Some of the specific collection needs can't be implemented generally enough in the SRU/W server but instead must be implemented by the web application. If a reasonably general way of implementing the needed functionality can be devised, it would be ideal to move it to the SRU/W layer, but for complex cases that aren't reusable, it is a bad precedent to implement the feature in SRU/W.

The following are strong reasons to implement something at the SRU level:

  1. The feature is general enough that it can be defined fully and made useful for other applications.
  2. Required performance is unable to be accomplished from a less central location.

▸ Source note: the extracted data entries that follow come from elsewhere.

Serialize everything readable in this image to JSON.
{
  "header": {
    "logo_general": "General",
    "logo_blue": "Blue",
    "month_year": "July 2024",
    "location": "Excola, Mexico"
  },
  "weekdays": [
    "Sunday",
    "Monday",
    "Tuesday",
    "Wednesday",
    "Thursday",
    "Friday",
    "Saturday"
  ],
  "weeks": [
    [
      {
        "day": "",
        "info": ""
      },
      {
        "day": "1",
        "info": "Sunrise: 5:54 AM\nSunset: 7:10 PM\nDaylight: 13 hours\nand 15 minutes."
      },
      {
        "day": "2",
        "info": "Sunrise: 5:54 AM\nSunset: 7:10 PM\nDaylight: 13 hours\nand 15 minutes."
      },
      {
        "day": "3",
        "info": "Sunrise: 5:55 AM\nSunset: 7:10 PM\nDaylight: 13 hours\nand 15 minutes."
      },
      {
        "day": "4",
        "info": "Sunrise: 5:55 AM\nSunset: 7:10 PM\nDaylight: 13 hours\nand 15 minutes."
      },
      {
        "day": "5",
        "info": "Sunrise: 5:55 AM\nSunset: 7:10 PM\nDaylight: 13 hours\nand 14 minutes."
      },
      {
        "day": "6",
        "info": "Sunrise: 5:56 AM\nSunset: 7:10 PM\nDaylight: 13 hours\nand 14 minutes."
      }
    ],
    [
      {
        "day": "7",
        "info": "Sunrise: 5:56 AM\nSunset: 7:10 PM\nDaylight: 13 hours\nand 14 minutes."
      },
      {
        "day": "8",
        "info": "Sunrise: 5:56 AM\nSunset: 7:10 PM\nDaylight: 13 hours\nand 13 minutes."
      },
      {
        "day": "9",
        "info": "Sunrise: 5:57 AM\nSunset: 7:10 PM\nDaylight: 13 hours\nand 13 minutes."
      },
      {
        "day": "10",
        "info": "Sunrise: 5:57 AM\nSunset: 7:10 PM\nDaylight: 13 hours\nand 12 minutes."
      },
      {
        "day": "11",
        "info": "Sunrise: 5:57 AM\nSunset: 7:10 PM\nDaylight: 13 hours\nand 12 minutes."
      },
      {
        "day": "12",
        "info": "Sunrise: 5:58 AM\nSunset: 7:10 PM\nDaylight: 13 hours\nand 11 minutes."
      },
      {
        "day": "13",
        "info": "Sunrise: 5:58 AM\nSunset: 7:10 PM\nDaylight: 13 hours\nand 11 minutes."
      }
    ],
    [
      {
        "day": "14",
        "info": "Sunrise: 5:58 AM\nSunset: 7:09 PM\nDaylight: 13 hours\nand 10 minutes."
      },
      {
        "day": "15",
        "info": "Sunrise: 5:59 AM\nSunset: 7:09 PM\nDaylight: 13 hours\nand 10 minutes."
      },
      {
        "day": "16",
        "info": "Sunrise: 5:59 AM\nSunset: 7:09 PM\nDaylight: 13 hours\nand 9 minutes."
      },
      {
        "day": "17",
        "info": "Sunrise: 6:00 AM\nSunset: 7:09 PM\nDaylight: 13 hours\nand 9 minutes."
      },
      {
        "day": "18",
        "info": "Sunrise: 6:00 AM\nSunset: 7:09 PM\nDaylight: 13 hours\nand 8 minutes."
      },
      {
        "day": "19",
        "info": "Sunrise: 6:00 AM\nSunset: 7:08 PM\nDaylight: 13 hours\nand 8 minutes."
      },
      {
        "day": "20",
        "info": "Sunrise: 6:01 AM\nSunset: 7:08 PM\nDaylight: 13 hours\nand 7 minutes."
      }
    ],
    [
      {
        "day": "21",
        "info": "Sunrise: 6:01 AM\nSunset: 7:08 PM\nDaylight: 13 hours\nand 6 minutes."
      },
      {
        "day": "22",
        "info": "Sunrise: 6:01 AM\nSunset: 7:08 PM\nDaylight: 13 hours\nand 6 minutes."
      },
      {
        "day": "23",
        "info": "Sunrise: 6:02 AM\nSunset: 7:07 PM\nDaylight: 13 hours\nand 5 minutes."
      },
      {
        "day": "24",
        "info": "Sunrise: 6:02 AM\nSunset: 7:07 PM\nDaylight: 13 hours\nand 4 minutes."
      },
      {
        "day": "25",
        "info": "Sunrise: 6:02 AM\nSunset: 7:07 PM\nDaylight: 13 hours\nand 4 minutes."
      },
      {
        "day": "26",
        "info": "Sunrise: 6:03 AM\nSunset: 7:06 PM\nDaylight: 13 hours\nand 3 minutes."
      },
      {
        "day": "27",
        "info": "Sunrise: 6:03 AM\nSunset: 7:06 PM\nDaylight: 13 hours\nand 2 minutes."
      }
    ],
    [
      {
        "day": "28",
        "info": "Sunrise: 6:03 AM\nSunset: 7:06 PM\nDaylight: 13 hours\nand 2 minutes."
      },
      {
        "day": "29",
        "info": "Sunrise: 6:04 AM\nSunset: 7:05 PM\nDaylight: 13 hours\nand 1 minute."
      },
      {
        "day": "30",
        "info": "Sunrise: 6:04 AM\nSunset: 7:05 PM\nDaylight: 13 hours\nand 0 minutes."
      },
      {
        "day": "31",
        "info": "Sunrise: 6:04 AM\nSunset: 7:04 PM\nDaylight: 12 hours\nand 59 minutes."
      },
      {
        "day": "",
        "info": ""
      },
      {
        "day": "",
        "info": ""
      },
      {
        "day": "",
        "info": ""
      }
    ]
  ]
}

The following are strong reasons to implement something at the web application level:

  1. The feature is difficult or impossible to define in general terms.
  2. The feature isn't generally useful.
  3. The feature requires extensive, project-specific configuration to the search system

Needed Feature

Implementation suggestion

Grouping of 5 year periods in a copyright date facet.

The web application should request all facet information for copyright date (this will rarely be even 100s of searches and shouldn't kill performance) and then consolidate by half-decade, creating queries by ORing the query fragments for each result.

Knowing when to display a button to request all facets (ie, knowing when there are more, undisplayed results)

The web application should request x + 1 facets for each field where x is the number to display. The (x + 1)th result shouldn't be displayed, but if it's present, a button should exist saying "Display all".